Michael Stamm
Assistant Professor
Michigan State University
Assistant Professor
Michigan State University
Michael Stamm is a political and cultural historian, and his research focuses on two primary topics: the political economy of news and journalism, and the consideration of “new media” in historical perspective. His explorations of these subjects have resulted in published scholarship on the relationship between radio sound and printed text in the 1930s, media reform campaigns in the 1960s and 1970s, the intellectual history of communication theory, and religious broadcasting.
As a faculty member with a joint appointment in the Department of History and the School of Journalism, Stamm teaches a variety of graduate and undergraduate courses on post-Reconstruction United States history, as well as more specialized courses on media and journalism history.
Stamm's book, Sound Business: Newspapers, Radio, and the Politics of New Media (University of Pennsylvania Press, 2011), traces how American newspapers have responded to competition from “new media,” which in the few decades after 1920 meant radio broadcasting. Confronted by a new aural medium that could be used to distribute both information and paid advertising, many newspaper publishers began broadcasting as a way to meet this new competition directly. Papers around the country, from large metropolitan dailies to smaller local papers, established radio stations, in the process creating a new type of media corporation with a public presence in multiple media. Concern about the influence of these new multimedia corporations was widespread, as they seemed to critics to be not manifestations of strategic decisions by firms in the media business but instead institutions that could attain too much power to shape public discourse and stifle the circulation of diverse perspectives through the mass media. The outcome of the struggles between corporations, policymakers, and critics over how to regulate these new kinds of media businesses ultimately decided who would have the power to shape the emerging public sphere that included radio alongside newspapers, and who would control the institutions undergirding American society and politics.
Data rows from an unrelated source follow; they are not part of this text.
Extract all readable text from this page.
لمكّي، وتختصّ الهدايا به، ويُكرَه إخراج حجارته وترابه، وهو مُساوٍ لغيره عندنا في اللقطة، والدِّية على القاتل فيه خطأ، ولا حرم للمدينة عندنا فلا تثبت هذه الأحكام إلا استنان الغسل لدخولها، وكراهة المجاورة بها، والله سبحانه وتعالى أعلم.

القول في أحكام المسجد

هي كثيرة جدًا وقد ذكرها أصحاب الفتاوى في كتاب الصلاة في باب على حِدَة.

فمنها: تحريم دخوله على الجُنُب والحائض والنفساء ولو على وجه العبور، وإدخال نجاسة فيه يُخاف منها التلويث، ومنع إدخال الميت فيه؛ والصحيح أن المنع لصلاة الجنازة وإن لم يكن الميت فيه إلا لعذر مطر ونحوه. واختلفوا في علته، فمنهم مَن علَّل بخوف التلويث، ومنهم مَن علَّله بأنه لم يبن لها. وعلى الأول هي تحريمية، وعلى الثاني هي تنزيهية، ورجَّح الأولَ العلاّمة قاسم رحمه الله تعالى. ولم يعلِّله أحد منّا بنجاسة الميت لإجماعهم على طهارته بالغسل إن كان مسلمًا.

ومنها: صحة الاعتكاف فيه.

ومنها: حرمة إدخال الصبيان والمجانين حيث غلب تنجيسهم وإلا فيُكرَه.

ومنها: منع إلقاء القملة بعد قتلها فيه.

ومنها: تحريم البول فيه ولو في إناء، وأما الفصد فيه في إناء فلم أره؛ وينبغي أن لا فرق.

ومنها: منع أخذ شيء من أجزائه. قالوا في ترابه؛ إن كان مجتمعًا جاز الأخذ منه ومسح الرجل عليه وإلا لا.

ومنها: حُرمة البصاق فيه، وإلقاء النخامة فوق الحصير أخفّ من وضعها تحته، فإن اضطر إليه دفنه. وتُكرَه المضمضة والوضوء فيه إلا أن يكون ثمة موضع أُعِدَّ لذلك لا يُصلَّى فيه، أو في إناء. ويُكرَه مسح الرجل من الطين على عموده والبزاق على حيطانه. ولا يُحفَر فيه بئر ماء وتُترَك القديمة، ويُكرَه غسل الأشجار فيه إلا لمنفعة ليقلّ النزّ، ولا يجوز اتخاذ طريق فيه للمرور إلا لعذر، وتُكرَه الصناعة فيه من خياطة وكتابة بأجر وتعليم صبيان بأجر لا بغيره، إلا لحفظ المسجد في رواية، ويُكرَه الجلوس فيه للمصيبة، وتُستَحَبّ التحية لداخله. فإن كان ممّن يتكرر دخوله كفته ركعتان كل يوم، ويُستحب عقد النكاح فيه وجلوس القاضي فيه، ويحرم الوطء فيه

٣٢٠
Much of his training and previous research is in United States history, but his two current projects are international in scope. Stamm's ongoing major research project is a history of the daily newspaper as a product of industrial capitalism, and in 2012-2013 he is writing a book on the subject as the Fulbright Visiting Research Chair in Public Policy at McGill University in Montreal. Tentatively titled The Metropolitan Newspaper in a Global Economy, the book connects two histories of the past century: the evolution of the American metropolitan newspaper as an industrial commodity, and the creation of the trade policies undergirding the modern global economy. The project balances a global history of newsprint production with a specific narrative focus on the Chicago Tribune, which began Canadian papermaking operations after 1913 when the United States government lifted the duty on newsprint produced in Canada. Favorable tariff policy gave the Tribune Company access to cheap newsprint, which helped the Tribune to become one of the most influential daily newspapers in the United States, and it also allowed the parent company to establish the New York Daily News, which became the highest circulating newspaper in the country. The duty free American importation of newsprint in turn spurred the development of one of Canada’s most important industries and transformed the global market for newsprint and paper. This analysis will offer a new approach to journalism history and the study of North American relations, and it is based on original archival research in American and Canadian sources, including a significant collection opened to researchers for the first time in 2011. His other ongoing project is an essay on the political economy of news production in Great Britain and the United States from 1920-1945 for an edited collection under contract with Oxford University Press.